Malicious OAuth applications abuse cloud email services to spread spam

Malicious OAuth applications abuse cloud email services to spread spam

Microsoft researchers recently investigated an attack where malicious OAuth applications were deployed on compromised cloud tenants and then used to control Exchange Online settings and spread spam. The investigation revealed that the threat actor launched credential stuffing attacks against high-risk accounts that didn’t have multi-factor authentication (MFA) enabled and leveraged the unsecured administrator accounts to gain initial access. The unauthorized access to the cloud tenant enabled the actor to create a malicious OAuth application that added a malicious inbound connector in the email server. The actor then used the malicious inbound connector to send spam emails that looked like they originated from the targets’ domain. The spam emails were sent as part of a deceptive sweepstakes scheme meant to trick recipients into signing up for recurring paid subscriptions.

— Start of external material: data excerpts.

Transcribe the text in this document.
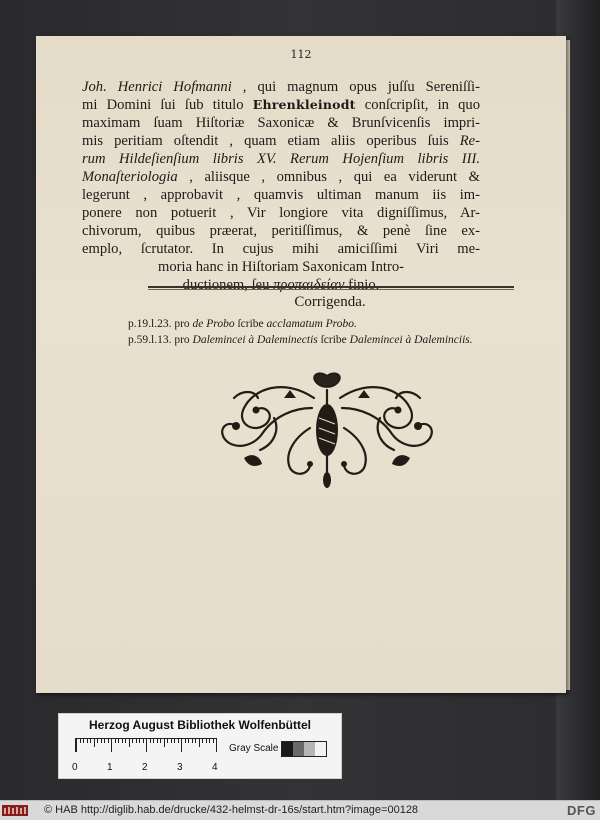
112
Joh. Henrici Hofmanni , qui magnum opus juſſu Sereniſſi-
mi Domini ſui ſub titulo Ehrenkleinodt conſcripſit, in quo
maximam ſuam Hiſtoriæ Saxonicæ & Brunſvicenſis impri-
mis peritiam oſtendit , quam etiam aliis operibus ſuis Re-
rum Hildeſienſium libris XV. Rerum Hojenſium libris III.
Monaſteriologia , aliisque , omnibus , qui ea viderunt &
legerunt , approbavit , quamvis ultiman manum iis im-
ponere non potuerit , Vir longiore vita digniſſimus, Ar-
chivorum, quibus præerat, peritiſſimus, & penè ſine ex-
emplo, ſcrutator. In cujus mihi amiciſſimi Viri me-
moria hanc in Hiſtoriam Saxonicam Intro-
ductionem, ſeu προπαιδείαν finio.
Corrigenda.
p.19.l.23. pro de Probo ſcribe acclamatum Probo.
p.59.l.13. pro Dalemincei à Daleminectis ſcribe Dalemincei à Daleminciis.
Herzog August Bibliothek Wolfenbüttel
0	1	2	3	4
Gray Scale
© HAB http://diglib.hab.de/drucke/432-helmst-dr-16s/start.htm?image=00128	DFG
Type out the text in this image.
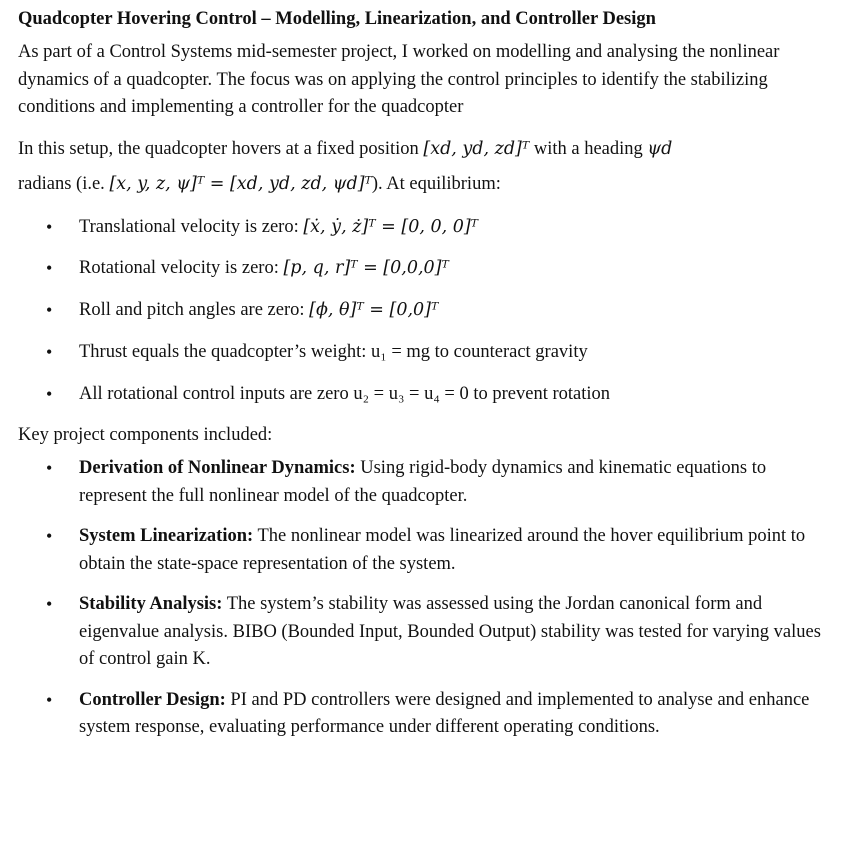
Quadcopter Hovering Control – Modelling, Linearization, and Controller Design

As part of a Control Systems mid-semester project, I worked on modelling and analysing the nonlinear dynamics of a quadcopter. The focus was on applying the control principles to identify the stabilizing conditions and implementing a controller for the quadcopter

In this setup, the quadcopter hovers at a fixed position [xd, yd, zd]ᵀ with a heading ψd
radians (i.e. [x, y, z, ψ]ᵀ = [xd, yd, zd, ψd]ᵀ). At equilibrium:
• Translational velocity is zero: [ẋ, ẏ, ż]ᵀ = [0, 0, 0]ᵀ
• Rotational velocity is zero: [p, q, r]ᵀ = [0,0,0]ᵀ
• Roll and pitch angles are zero: [ϕ, θ]ᵀ = [0,0]ᵀ
• Thrust equals the quadcopter’s weight: u₁ = mg to counteract gravity
• All rotational control inputs are zero u₂ = u₃ = u₄ = 0 to prevent rotation

Key project components included:

• Derivation of Nonlinear Dynamics: Using rigid-body dynamics and kinematic equations to represent the full nonlinear model of the quadcopter.
• System Linearization: The nonlinear model was linearized around the hover equilibrium point to obtain the state-space representation of the system.
• Stability Analysis: The system’s stability was assessed using the Jordan canonical form and eigenvalue analysis. BIBO (Bounded Input, Bounded Output) stability was tested for varying values of control gain K.
• Controller Design: PI and PD controllers were designed and implemented to analyse and enhance system response, evaluating performance under different operating conditions.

Microsoft has been monitoring the rising popularity of OAuth application abuse. One of the first observed malicious usage of OAuth applications in the wild is consent phishing. Consent phishing attacks aim to trick users into granting permissions to malicious OAuth apps to gain access to user’s legitimate cloud services (mail servers, files storage, management APIs, etc.). In the past few years, Microsoft has observed that more and more threat actors, including nation-state actors, have been using OAuth applications for different malicious purposes – command-and-control (C2) communication, backdoors, phishing, redirections, and so on.


This recent attack involved a network of single-tenant applications installed in compromised organizations being used as the actor’s identity platform to perform the attack. As soon as the network was revealed, all the related applications were taken down and notifications to customers were sent, including recommended remediation steps.